ROANOKE TIMES

                         Roanoke Times
                 Copyright (c) 1995, Landmark Communications, Inc.

DATE: TUESDAY, February 11, 1992                   TAG: 9202110100
SECTION: CURRENT                    PAGE: NRV-2   EDITION: NEW RIVER VALLEY 
SOURCE: PAUL DELLINGER
DATELINE: PULASKI                                LENGTH: Medium


SCHOOL CHIEF SAYS TEXTS MUST ADAPT QUICKLY

It may take a new kind of textbook for schools to keep up with the changes sweeping the world, Pulaski County's superintendent says.

Books may have to be used with laser discs, satellite downlinks and computer technology to stay ahead of the way "names are changing and countries are changing," according to William Asbury.

"Textbooks are always going to be important. Libraries are always going to be important," he said, but the ways people get information may change.

"They're putting textbooks on laser discs now," he told the county School Board at a recent budget workshop. This allows whole sections of information to be changed and updated instantly instead of going through the long paper printing and book-publishing process.

Last year, the School Board delayed the adoption of new textbooks that would have been used in the current school year to save about $90,000 in a tight budget.

The budget may be even tighter for the coming year. But, even though some textbooks are deteriorating, Pulaski County teachers are not pushing that hard for new ones simply because many would be obsolete as soon as they arrived.

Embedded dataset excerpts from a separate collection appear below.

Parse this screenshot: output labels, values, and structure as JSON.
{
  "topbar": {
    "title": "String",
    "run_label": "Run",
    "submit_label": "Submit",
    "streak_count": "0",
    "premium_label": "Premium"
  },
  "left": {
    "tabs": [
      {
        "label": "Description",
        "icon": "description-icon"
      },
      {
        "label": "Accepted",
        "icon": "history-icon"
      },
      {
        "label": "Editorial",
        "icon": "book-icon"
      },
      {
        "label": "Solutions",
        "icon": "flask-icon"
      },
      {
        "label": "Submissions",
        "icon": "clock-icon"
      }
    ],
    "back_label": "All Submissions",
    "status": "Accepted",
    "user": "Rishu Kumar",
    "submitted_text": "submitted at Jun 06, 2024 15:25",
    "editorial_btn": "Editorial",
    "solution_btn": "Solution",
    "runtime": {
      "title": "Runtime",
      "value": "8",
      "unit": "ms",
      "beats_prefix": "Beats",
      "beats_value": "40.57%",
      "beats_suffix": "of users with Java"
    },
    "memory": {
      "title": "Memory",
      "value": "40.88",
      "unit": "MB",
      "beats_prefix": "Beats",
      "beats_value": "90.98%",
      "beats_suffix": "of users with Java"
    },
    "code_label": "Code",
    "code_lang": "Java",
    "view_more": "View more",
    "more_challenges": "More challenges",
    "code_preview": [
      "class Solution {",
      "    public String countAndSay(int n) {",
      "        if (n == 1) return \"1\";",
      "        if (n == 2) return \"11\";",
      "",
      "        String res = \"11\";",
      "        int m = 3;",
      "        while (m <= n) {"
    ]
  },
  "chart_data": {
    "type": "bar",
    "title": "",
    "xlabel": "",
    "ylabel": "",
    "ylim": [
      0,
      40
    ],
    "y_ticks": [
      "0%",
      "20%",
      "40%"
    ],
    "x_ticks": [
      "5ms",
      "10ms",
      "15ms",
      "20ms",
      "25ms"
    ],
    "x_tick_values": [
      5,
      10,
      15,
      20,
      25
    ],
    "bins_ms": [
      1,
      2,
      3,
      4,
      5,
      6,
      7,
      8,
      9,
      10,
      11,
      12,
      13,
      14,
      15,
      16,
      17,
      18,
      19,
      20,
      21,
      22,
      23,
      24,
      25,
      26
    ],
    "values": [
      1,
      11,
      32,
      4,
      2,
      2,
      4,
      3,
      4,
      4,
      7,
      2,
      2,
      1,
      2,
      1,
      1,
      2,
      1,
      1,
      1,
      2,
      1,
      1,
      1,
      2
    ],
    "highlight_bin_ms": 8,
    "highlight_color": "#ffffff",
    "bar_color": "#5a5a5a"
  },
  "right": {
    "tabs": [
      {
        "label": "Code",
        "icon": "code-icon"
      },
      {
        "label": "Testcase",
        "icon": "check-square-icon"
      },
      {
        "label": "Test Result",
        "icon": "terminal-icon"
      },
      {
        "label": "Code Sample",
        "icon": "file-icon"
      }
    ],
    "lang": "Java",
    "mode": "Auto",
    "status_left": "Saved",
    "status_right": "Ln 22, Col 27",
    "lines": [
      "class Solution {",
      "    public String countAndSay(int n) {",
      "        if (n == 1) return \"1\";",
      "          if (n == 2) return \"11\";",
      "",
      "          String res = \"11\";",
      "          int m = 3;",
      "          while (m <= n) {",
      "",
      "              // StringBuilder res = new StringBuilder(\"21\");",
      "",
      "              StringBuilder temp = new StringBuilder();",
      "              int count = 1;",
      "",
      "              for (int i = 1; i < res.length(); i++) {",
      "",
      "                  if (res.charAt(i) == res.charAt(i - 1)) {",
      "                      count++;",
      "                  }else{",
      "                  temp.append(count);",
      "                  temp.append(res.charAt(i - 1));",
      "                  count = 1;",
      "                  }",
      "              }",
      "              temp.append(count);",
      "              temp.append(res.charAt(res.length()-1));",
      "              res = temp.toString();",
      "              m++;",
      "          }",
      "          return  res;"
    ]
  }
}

However, Pulaski County is a step ahead of most school divisions in adapting its students to the computer age. Through a $2 million bond issue approved by voters in 1990, the county's school system has become the fourth in the nation to put computer classes in every grade.

Asbury said a keyboarding course is being considered as a basic required course by about fifth grade, when pupils' hands have developed enough to master it.

"Our kids are going to be very sophisticated in the next four or five years," he said. "By the time these kids get to sixth grade, they're going to be ahead of us in their ability to access information."

Literary agent Richard Curtis, writing in the magazine Locus, has noted that publishers are adding "display rights" to their contracts with authors now. He said that apparently refers to books published not on paper but on a computer monitor or a screen, projected from a disk, cassette or cartridge.

But publishers also are foreseeing what Curtis calls a Readman, the visual equivalent of a Walkman audio-cassette player with earphones that can be heard by people walking or pursuing other activities.

Increasing advances in computers and miniaturization may allow electronic viewers the size of paperback books in which card-sized cassettes can be inserted to project books page by page onto screens. Publishers are taking the idea seriously enough to include language covering it in their contracts.

Ben Bova, a science fact and fiction writer who was guest of honor at the annual RoVaCon in Salem a few years ago, calls them "cyberbooks." He has even written a novel with that title (TOR Books, 1989) about their development.

"No paper!" Bova has one of his characters saying. "You don't have to chop down trees and make paper and haul tons of the stuff to the printing presses and then haul the printed books to the stores. You move electrons and photons instead of paper. . . . The whole thing can be done electronically. . . . Shop for books by TV. Buy them over the phone. Transmit them anywhere on Earth almost instantaneously, straight to the customer."

Pulaski County students may be getting the first glimpse of that projected future.